Publié par Florence Marthe sur 12 Juillet 2019, 13:09pm

Catégories : #Textes

 

Entre une vie de souffrances et une mort hypothétiquement prometteuse de soulagement, tu choisis quoi toi ? C'est la question que je me pose tous les jours depuis de nombreuses années pour les humains. Et je ne sais toujours pas, après tant d'années à me la poser, quelle est la réponse correcte. Je vis toujours, ça oui. Je ne sais pas toujours pourquoi, tant d'efforts pour rien parfois. Parfois je sais, ou crois savoir, ça dépend des jours, des soirs... Et puis ça repart dans le néant.

 

Mais est-ce ça vivre ? Aller de jour en jour, buter sur les mêmes obstacles, encore et encore. Reprendre goût à la beauté et puis se faire avoir par le monde des humains : être fauché, chercher l'amour en vain, jouer à la Loterie Nationale, espérer, déprimer, prendre des cachets, baiser, dormir, dormir, dormir...

 

Pourtant toi ça va, non ? Un beau costard, des pompes à 400 balles, un appart avec terrasse et jardin en plein Paris. Putain, y a pas à dire, t'as réussi. Ça donne envie les mecs comme toi. Ah ça, en même temps, faut pas te plaindre que des salauds viennent chez toi te piquer ta sono et tes Rolex. Si t'avais rien, comme moi, ça t'arriverait pas. Je me demande quand même si le portail ouvert sur la Porsche et la Clio neuve, ce serait pas un peu comme une provocation, un genre de « Viens-y goûter si tu oses »... Sais pas. Moi j'y suis passé mille fois devant ce portail. Les fleurs, les plantes bien vertes, le jardinier, je trouvais ça plutôt sympa. Pas jaloux, quoi. Je me disais que même si t'étais pas allé à l'usine, t'avais quand même du faire des trucs utiles ou même des trucs bien pour avoir tout ça. Sinon y a quelqu'un qui te l'aurais déjà fauché. Bon ok, je me doutais bien que t'avais sauté par dessus quelques têtes, mais des comme toi, alors ça compte pas trop finalement. Pis ta femme, franchement, stylée. La classe. Toujours un petit mot gentil, toujours saluer tout le monde, pas pimbêche pour deux sous. Tout le monde l'aime bien à l'asso. Et puis, quand elle vient faire les rondes, elle s'habille comme tout le monde aussi. Pas avec des fringues de grandes marques. Des robes tout ce qu'y a de plus simples. Une fille chouette quoi.

 

Toi je t'ai vu qu'une fois au local.
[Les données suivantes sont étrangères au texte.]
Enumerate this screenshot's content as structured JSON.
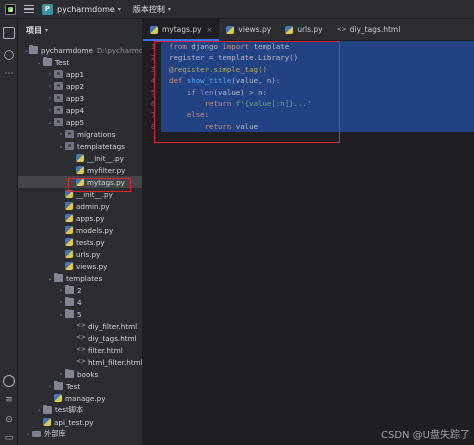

T'en avais pour tellement sur toi, qu'avec juste tes fringues et les accessoires, j'aurais pu passer l'année au chaud peinard. Sans blague, c'était impressionnant. Moi je m'y connais en frusques, c'était mon métier avant. Enfin, j'étais dans la communication pour des fringues de luxe, des créateurs hors de prix, les Dior et compagnie. C'était ma spécialité. Parfois des bagnoles aussi. Les Mazeratti n'ont pas de secret pour moi. Alors tu parles que quand je t'ai vu déboulé en Armani, chaussures Berlutti et tout le toutim, j'ai eu vite fait l'addition. Je me suis dit, ce mec s'est perdu, il est étranger, il voulait aller à la Concorde et son taxi l'a pris pour un baltringue et l'a emmené ici. Ça m'a fait marrer sur le moment mais j'ai vite compris que toi t'étais pas là pour rigoler. T'as foncé droit sur ta femme, comme un taureau sur la muleta du toréador. Furieux que t'avais l'air. Elle, elle était drôlement surprise, et un plus qu'un peu sur la défensive. En fait, elle avait pas l'air d'en mener large, même si elle était restée bien droite sur ses hauts talons bon marché. Puis le choc. Pour elle, pour toute l'équipe présente. Tu t'es mis à gueuler comme un putois. On a du t'entendre jusqu'au bout de la rue, et plus loin encore. Tu lui a exigé des explications, sur ce qu'elle faisait là, pourquoi elle était sapée comme ça, pourquoi elle se plaisait à le ridiculiser de cette façon, que c'est pas de son milieu, qu'elle veuille s'occuper, ok, mais choisir cette association de crevards c'était pas possible, qu'elle avait perdu toute dignité, etc., et j'en passe des salées... Odieux que t'as été mec. Pire, infect. À dégueuler. La pauvre, elle savait plus où se mettre. Nous non plus d'ailleurs. Ça a été si vite le flot d'injures après ton arrivée qu'on a pas eu le temps de réagir de suite. Tu l'as mise plus bas que terre. Elle qui se battait pour les plus démunis, sur le terrain, pour de vrai. Elle donnait des cours de français, faisait des maraudages toutes les semaines, distribuait les bonnes ondes et la joie comme d'autres distribuent des bonbons. Elle avait le cœur ouvert avec nous et elle faisait pas semblant. Elle riait avec tous, un petit mot gentil par là, un autre pour adoucir les peines par ici. Et son sourire mon gars ! Un vrai soleil. Comme je t'ai dit avant, tout le monde l'aimait.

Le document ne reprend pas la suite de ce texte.